From a technical perspective, both the About Settings string and the regulatory info graphics asset are built-in resources of the Android Settings app. Though system developers are encouraged to create device overlays that mimic the file system path layout of the target Android package without modifying the actual source code, the resources are substituted at build time, it still ends up with diverse system images for each build targets, and the increasing maintenance effort as more devices need to be supported.

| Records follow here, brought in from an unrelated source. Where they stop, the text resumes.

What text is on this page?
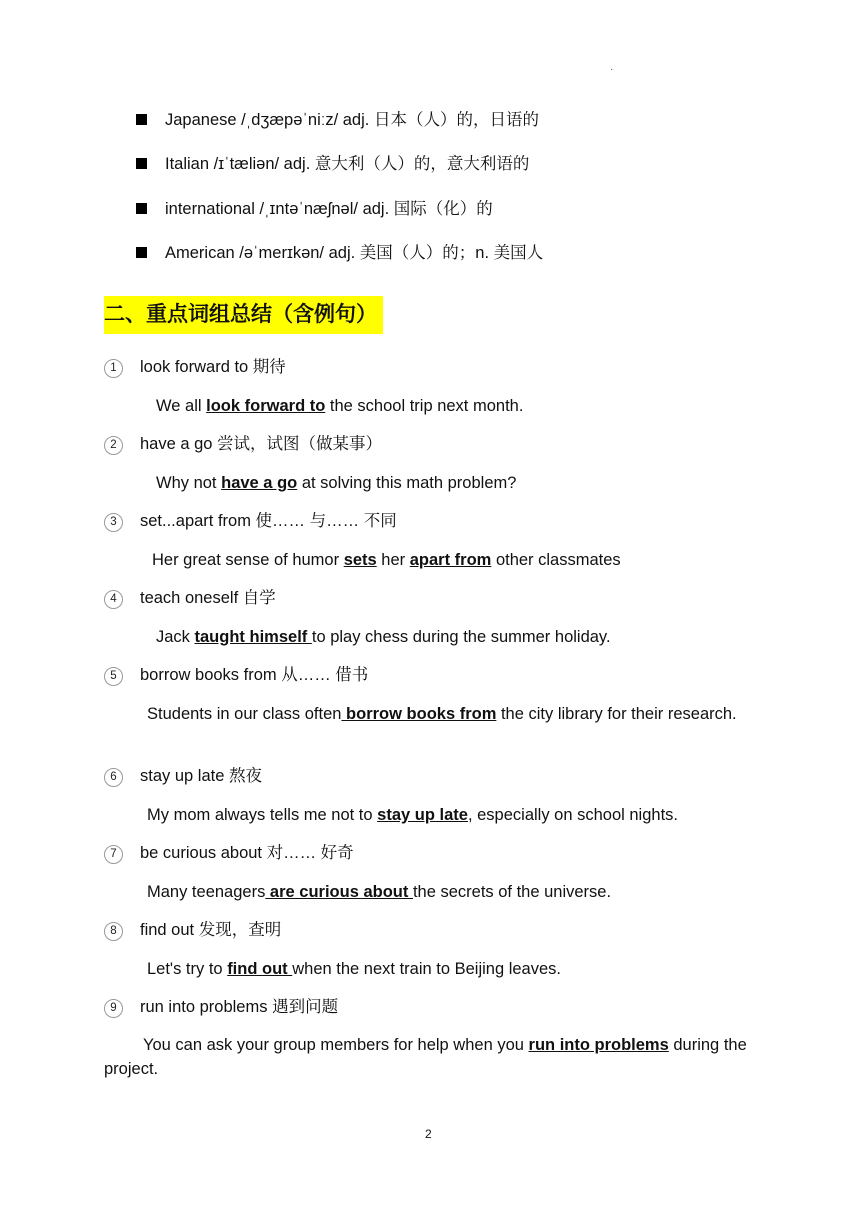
·
Japanese /ˌdʒæpəˈniːz/ adj. 日本（人）的，日语的
Italian /ɪˈtæliən/ adj. 意大利（人）的，意大利语的
international /ˌɪntəˈnæʃnəl/ adj. 国际（化）的
American /əˈmerɪkən/ adj. 美国（人）的；n. 美国人
二、重点词组总结（含例句）
1 look forward to 期待
We all look forward to the school trip next month.
2 have a go 尝试，试图（做某事）
Why not have a go at solving this math problem?
3 set...apart from 使…… 与…… 不同
Her great sense of humor sets her apart from other classmates
4 teach oneself 自学
Jack taught himself to play chess during the summer holiday.
5 borrow books from 从…… 借书
Students in our class often borrow books from the city library for their research.
6 stay up late 熬夜
My mom always tells me not to stay up late, especially on school nights.
7 be curious about 对…… 好奇
Many teenagers are curious about the secrets of the universe.
8 find out 发现，查明
Let's try to find out when the next train to Beijing leaves.
9 run into problems 遇到问题
You can ask your group members for help when you run into problems during the project.
2
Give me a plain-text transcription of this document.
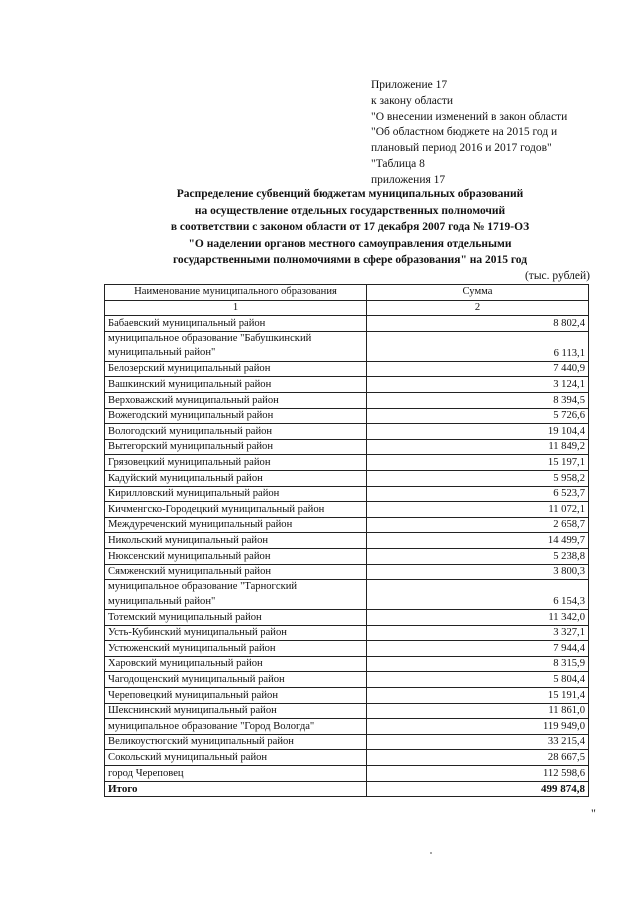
Приложение 17
к закону области
"О внесении изменений в закон области
"Об областном бюджете на 2015 год и
плановый период 2016 и 2017 годов"
"Таблица 8
приложения 17
Распределение субвенций бюджетам муниципальных образований
на осуществление отдельных государственных полномочий
в соответствии с законом области от 17 декабря 2007 года № 1719-ОЗ
"О наделении органов местного самоуправления отдельными
государственными полномочиями в сфере образования" на 2015 год
(тыс. рублей)
Наименование муниципального образования	Сумма
1	2
Бабаевский муниципальный район	8 802,4
муниципальное образование "Бабушкинский муниципальный район"	6 113,1
Белозерский муниципальный район	7 440,9
Вашкинский муниципальный район	3 124,1
Верховажский муниципальный район	8 394,5
Вожегодский муниципальный район	5 726,6
Вологодский муниципальный район	19 104,4
Вытегорский муниципальный район	11 849,2
Грязовецкий муниципальный район	15 197,1
Кадуйский муниципальный район	5 958,2
Кирилловский муниципальный район	6 523,7
Кичменгско-Городецкий муниципальный район	11 072,1
Междуреченский муниципальный район	2 658,7
Никольский муниципальный район	14 499,7
Нюксенский муниципальный район	5 238,8
Сямженский муниципальный район	3 800,3
муниципальное образование "Тарногский муниципальный район"	6 154,3
Тотемский муниципальный район	11 342,0
Усть-Кубинский муниципальный район	3 327,1
Устюженский муниципальный район	7 944,4
Харовский муниципальный район	8 315,9
Чагодощенский муниципальный район	5 804,4
Череповецкий муниципальный район	15 191,4
Шекснинский муниципальный район	11 861,0
муниципальное образование "Город Вологда"	119 949,0
Великоустюгский муниципальный район	33 215,4
Сокольский муниципальный район	28 667,5
город Череповец	112 598,6
Итого	499 874,8
"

With the new Android Runtime Resource Overlay (RRO) framework, OEMs are able to share a single Android system image amongst several device models, as the RRO framework provide the ability to replace application resources at runtime. This article will walk the reader through a practical example showing how to customize the regulatory information screen shown by the Android Settings application on a MinnowBoard* MAX board running the Android-IA build.

RRO Introduction

In Android apps, resources are additional files that contain integers, strings, bitmaps, and layout definitions, etc. to be used by the Java code. Since resources are externalized from the application code, an Android app can change its look and feel dynamically depending on the device current configuration such as the user locale, screen size or orientation, because the app accesses its resources by referencing the resource IDs, and Android has implemented a resource lookup system that uses the current device configuration to map a resource ID to the compiled binary blob of the best-match resource amongst all alternative resources.

The Runtime Resource Overlay (RRO) framework was contributed by Sony [1] to extend the Android resource lookup system in order to shadow existing resources or add resources for new configurations while the application is running. The resource substitution is done at runtime without changing or recompiling the application source code, therefore there is no need to build different software packages for each product while customizing Android for multiple devices.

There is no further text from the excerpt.